Ninety-Two

It happened fast. One second she was staring Reyes down, practically daring him to shoot her, the next, Sabrina was the one doing the shooting.

He’d demanded she walk over to him, and she’d refused, knowing the moment she did, her chance to use her LCP would be lost. She’d jammed it into her waistband on the fly; the only reason he hadn’t seen it yet was because it was behind her. The second he saw it, her one advantage would be lost.

“I said come here, Sabrina. Don’t make me do something we’ll both regret,” he said, punctuating his demand by thumbing back the hammer of the gun in his hand.

“You’re gonna kill me anyway. I think I’ll stay right here.”

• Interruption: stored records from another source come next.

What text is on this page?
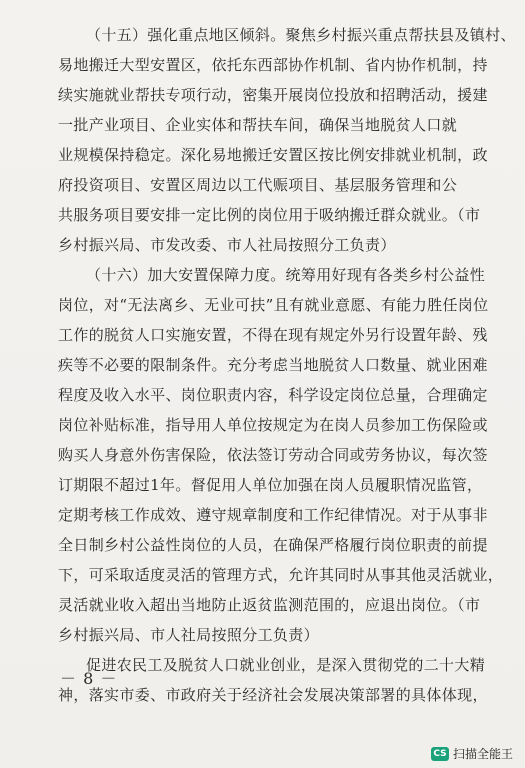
（十五）强化重点地区倾斜。聚焦乡村振兴重点帮扶县及镇村、

易地搬迁大型安置区，依托东西部协作机制、省内协作机制，持

续实施就业帮扶专项行动，密集开展岗位投放和招聘活动，援建

一批产业项目、企业实体和帮扶车间，确保当地脱贫人口就

业规模保持稳定。深化易地搬迁安置区按比例安排就业机制，政

府投资项目、安置区周边以工代赈项目、基层服务管理和公

共服务项目要安排一定比例的岗位用于吸纳搬迁群众就业。（市

乡村振兴局、市发改委、市人社局按照分工负责）

（十六）加大安置保障力度。统筹用好现有各类乡村公益性

岗位，对“无法离乡、无业可扶”且有就业意愿、有能力胜任岗位

工作的脱贫人口实施安置，不得在现有规定外另行设置年龄、残

疾等不必要的限制条件。充分考虑当地脱贫人口数量、就业困难

程度及收入水平、岗位职责内容，科学设定岗位总量，合理确定

岗位补贴标准，指导用人单位按规定为在岗人员参加工伤保险或

购买人身意外伤害保险，依法签订劳动合同或劳务协议，每次签

订期限不超过1年。督促用人单位加强在岗人员履职情况监管，

定期考核工作成效、遵守规章制度和工作纪律情况。对于从事非

全日制乡村公益性岗位的人员，在确保严格履行岗位职责的前提

下，可采取适度灵活的管理方式，允许其同时从事其他灵活就业，

灵活就业收入超出当地防止返贫监测范围的，应退出岗位。（市

乡村振兴局、市人社局按照分工负责）

促进农民工及脱贫人口就业创业，是深入贯彻党的二十大精

神，落实市委、市政府关于经济社会发展决策部署的具体体现，

－ 8 －
CS 扫描全能王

She could see him shift his hand around the grip of the gun—no doubt getting ready to make good on his threat—when there was a noise upstairs. A shattering of glass on tile.

The second Reyes turned his head toward the sound, she reached behind her, the LCP all but leaping into her palm. By the time Alberto Reyes had refocused his attention on her, she was already pulling the trigger.

Three times in rapid succession the LCP bucked her hand as she dove for cover. Reyes returned fire, a bullet catching her center mass, mushrooming against the ultralight vest Courtney had given her.

She fell, landing hard on the tile, her breath stolen as much by the impact of the bullet as by her collision with the floor. She found her feet and started running. If Michael was here, he’d go for Leo first; she had to give him time to secure the boy.

Before she’d taken more than a few steps, something hard and heavy caught her in the back of her head and she fell, landing on the tiled floor for the second time in less than a minute. Her ribs screamed in protest, snapping where they’d been cracked by the shot she’d taken.

She screamed, frustrated and desperate to lead Reyes as far away from Michael as she could. Sabrina flipped over and raised her gun to take another shot, but Reyes was already on top of her. Standing over her. Pulling the trigger.